Iran ‘plans to make sanctions defying shipping of fuel to Venezuela permanent’
Iran is reportedly seeking to make its supplying of gasoline-starved Venezuela with fuel a permanent arrangement—partly so that the two nations can together defy US sanctions and partly so that the Iranians can offload a domestic oversupply of fuel.
Since April, Iran has sent five tankers shipping around 1.5mn barrels of gasoline to Nicolas Maduro government of Venezuela, which is suffering hours-long queues at fuel stations. From this point on, it is keen to send two to three cargoes a month in regular gasoline sales to its ally, sources have briefed Reuters.
The Trump administration, looking to cripple Iran’s energy export trade as part of its “maximum pressure” sanctions bid to secure a diminishing of the Islamic Republic’s role in Middle East affairs, and intent on bringing down “kleptocratic” Maduro who it claims has no democratic legitimacy, has warned ports, shipping companies and insurers against facilitating Venezuela-bound Iranian tankers.

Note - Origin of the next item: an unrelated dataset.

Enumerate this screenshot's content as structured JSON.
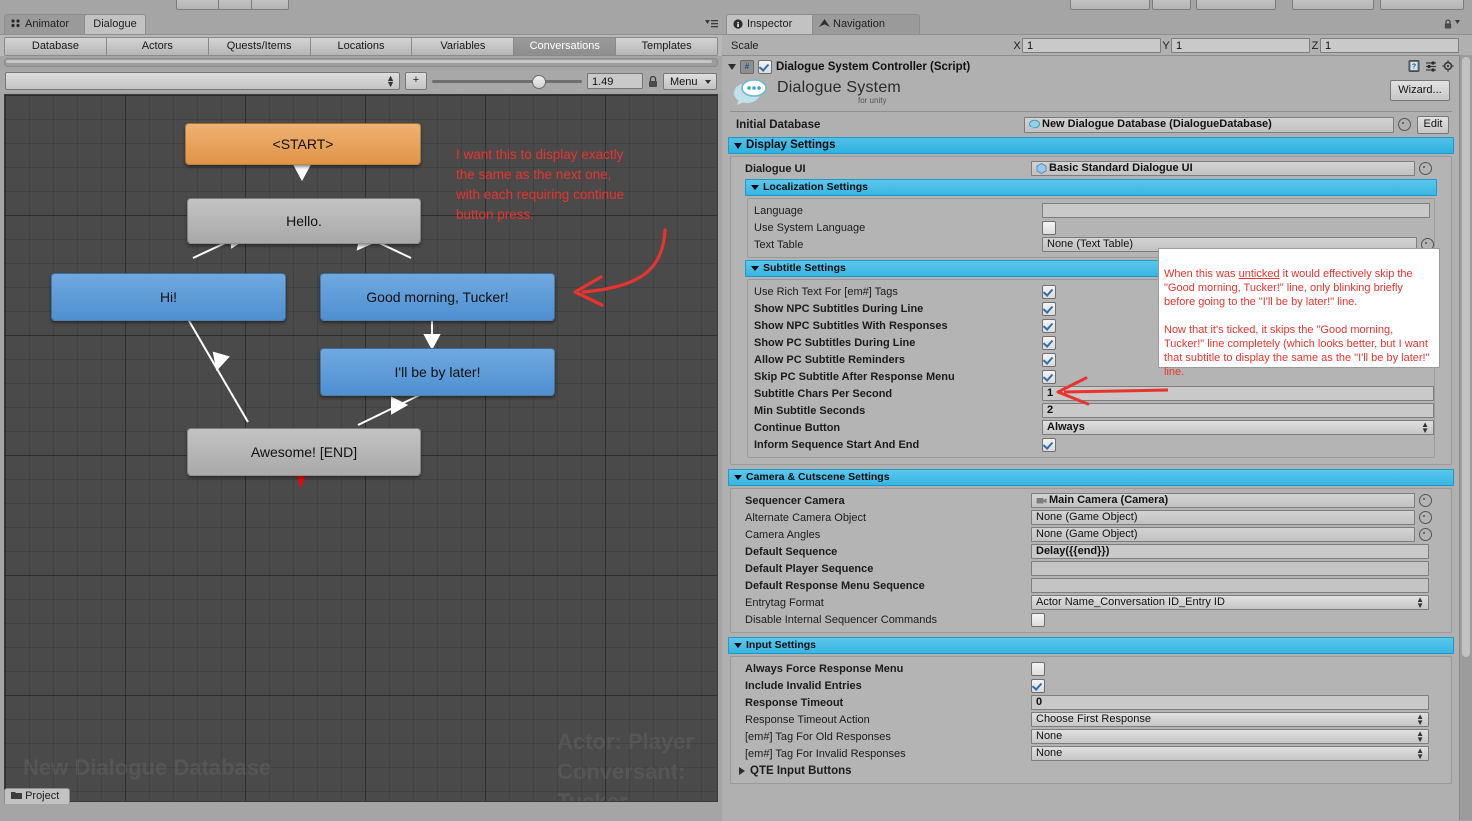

But Tehran plans to keep up the shipments, according to five trading and industry sources close to the Iranian oil ministry cited by the news agency. Two of the sources said Iran’s powerful Islamic Revolutionary Guard Corps (IRGC), which answers to Supreme Leader Ayatollah Ali Khamenei, was determining policy on Venezuela.
"Long-term, strategic"
“This is a long-term strategic decision made by the state to expand influence,” said one Iranian trader familiar with the policy, likening it to Iran’s cargoes for Syria.

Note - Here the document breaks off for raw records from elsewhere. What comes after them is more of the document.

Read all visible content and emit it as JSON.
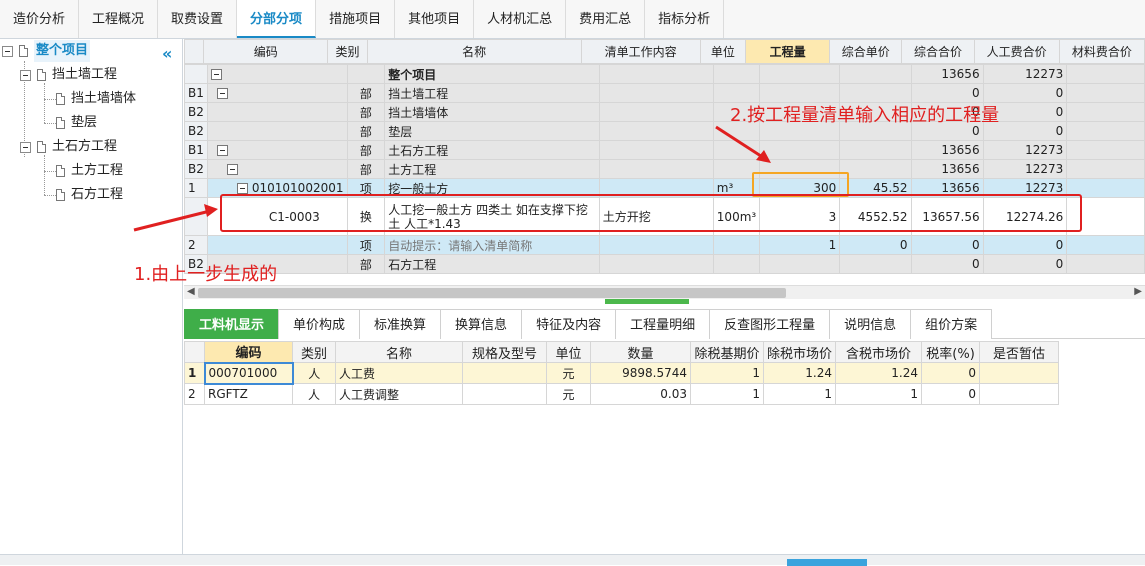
{
  "top_tabs": [
    "造价分析",
    "工程概况",
    "取费设置",
    "分部分项",
    "措施项目",
    "其他项目",
    "人材机汇总",
    "费用汇总",
    "指标分析"
  ],
  "active_top_tab": "分部分项",
  "tree": {
    "root": "整个项目",
    "items": [
      {
        "label": "挡土墙工程",
        "children": [
          "挡土墙墙体",
          "垫层"
        ]
      },
      {
        "label": "土石方工程",
        "children": [
          "土方工程",
          "石方工程"
        ]
      }
    ]
  },
  "main_grid": {
    "headers": [
      "编码",
      "类别",
      "名称",
      "清单工作内容",
      "单位",
      "工程量",
      "综合单价",
      "综合合价",
      "人工费合价",
      "材料费合价"
    ],
    "rows": [
      {
        "no": "",
        "code": "",
        "cat": "",
        "name": "整个项目",
        "content": "",
        "unit": "",
        "qty": "",
        "price": "",
        "total": "13656",
        "labor": "12273"
      },
      {
        "no": "B1",
        "code": "",
        "cat": "部",
        "name": "挡土墙工程",
        "content": "",
        "unit": "",
        "qty": "",
        "price": "",
        "total": "0",
        "labor": "0"
      },
      {
        "no": "B2",
        "code": "",
        "cat": "部",
        "name": "挡土墙墙体",
        "content": "",
        "unit": "",
        "qty": "",
        "price": "",
        "total": "0",
        "labor": "0"
      },
      {
        "no": "B2",
        "code": "",
        "cat": "部",
        "name": "垫层",
        "content": "",
        "unit": "",
        "qty": "",
        "price": "",
        "total": "0",
        "labor": "0"
      },
      {
        "no": "B1",
        "code": "",
        "cat": "部",
        "name": "土石方工程",
        "content": "",
        "unit": "",
        "qty": "",
        "price": "",
        "total": "13656",
        "labor": "12273"
      },
      {
        "no": "B2",
        "code": "",
        "cat": "部",
        "name": "土方工程",
        "content": "",
        "unit": "",
        "qty": "",
        "price": "",
        "total": "13656",
        "labor": "12273"
      },
      {
        "no": "1",
        "code": "010101002001",
        "cat": "项",
        "name": "挖一般土方",
        "content": "",
        "unit": "m³",
        "qty": "300",
        "price": "45.52",
        "total": "13656",
        "labor": "12273"
      },
      {
        "no": "",
        "code": "C1-0003",
        "cat": "换",
        "name": "人工挖一般土方 四类土  如在支撑下挖土 人工*1.43",
        "content": "土方开挖",
        "unit": "100m³",
        "qty": "3",
        "price": "4552.52",
        "total": "13657.56",
        "labor": "12274.26"
      },
      {
        "no": "2",
        "code": "",
        "cat": "项",
        "name": "自动提示：请输入清单简称",
        "content": "",
        "unit": "",
        "qty": "1",
        "price": "0",
        "total": "0",
        "labor": "0"
      },
      {
        "no": "B2",
        "code": "",
        "cat": "部",
        "name": "石方工程",
        "content": "",
        "unit": "",
        "qty": "",
        "price": "",
        "total": "0",
        "labor": "0"
      }
    ]
  },
  "bottom_tabs": [
    "工料机显示",
    "单价构成",
    "标准换算",
    "换算信息",
    "特征及内容",
    "工程量明细",
    "反查图形工程量",
    "说明信息",
    "组价方案"
  ],
  "active_bottom_tab": "工料机显示",
  "sub_grid": {
    "headers": [
      "编码",
      "类别",
      "名称",
      "规格及型号",
      "单位",
      "数量",
      "除税基期价",
      "除税市场价",
      "含税市场价",
      "税率(%)",
      "是否暂估"
    ],
    "rows": [
      {
        "no": "1",
        "code": "000701000",
        "cat": "人",
        "name": "人工费",
        "spec": "",
        "unit": "元",
        "qty": "9898.5744",
        "base": "1",
        "market": "1.24",
        "taxed": "1.24",
        "rate": "0",
        "est": ""
      },
      {
        "no": "2",
        "code": "RGFTZ",
        "cat": "人",
        "name": "人工费调整",
        "spec": "",
        "unit": "元",
        "qty": "0.03",
        "base": "1",
        "market": "1",
        "taxed": "1",
        "rate": "0",
        "est": ""
      }
    ]
  },
  "annotations": {
    "note1": "1.由上一步生成的",
    "note2": "2.按工程量清单输入相应的工程量"
  },
  "colors": {
    "accent": "#1a8ac6",
    "green_tab": "#3fae49",
    "annotation_red": "#e02020",
    "highlight_orange": "#f5a623"
  }
}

A State Department spokesman said “the international business community should already be aware of the legal risk of any transactions with the illegitimate and tyrannical regime of Nicolas Maduro”.
Iran was a net gasoline importer for decades but last year it attained self-sufficiency with the third phase of its 350,000 barrels per day (b/d) Persian Gulf Star refinery in the port of Bandar Abbas.
Even before the impact on demand of the coronavirus (COVID-19) pandemic, oversupply of gasoline in Iran had reached 84,000 b/d in the last quarter of 2019, according to energy consultancy FGE.
Lacking the storage capacity to handle such a glut and exporting only five gasoline cargoes a month, to Asia and Africa, Iran was more than happy to meet Venezuela’s request for fuel, one of the sources quoted by Reuters said.
When the COVID-19 crisis passes and Iran’s domestic demand for fuel picks up to an estimated 550,000 b/d, Iran should still have the capacity to send two to three cargoes to Venezuela per month.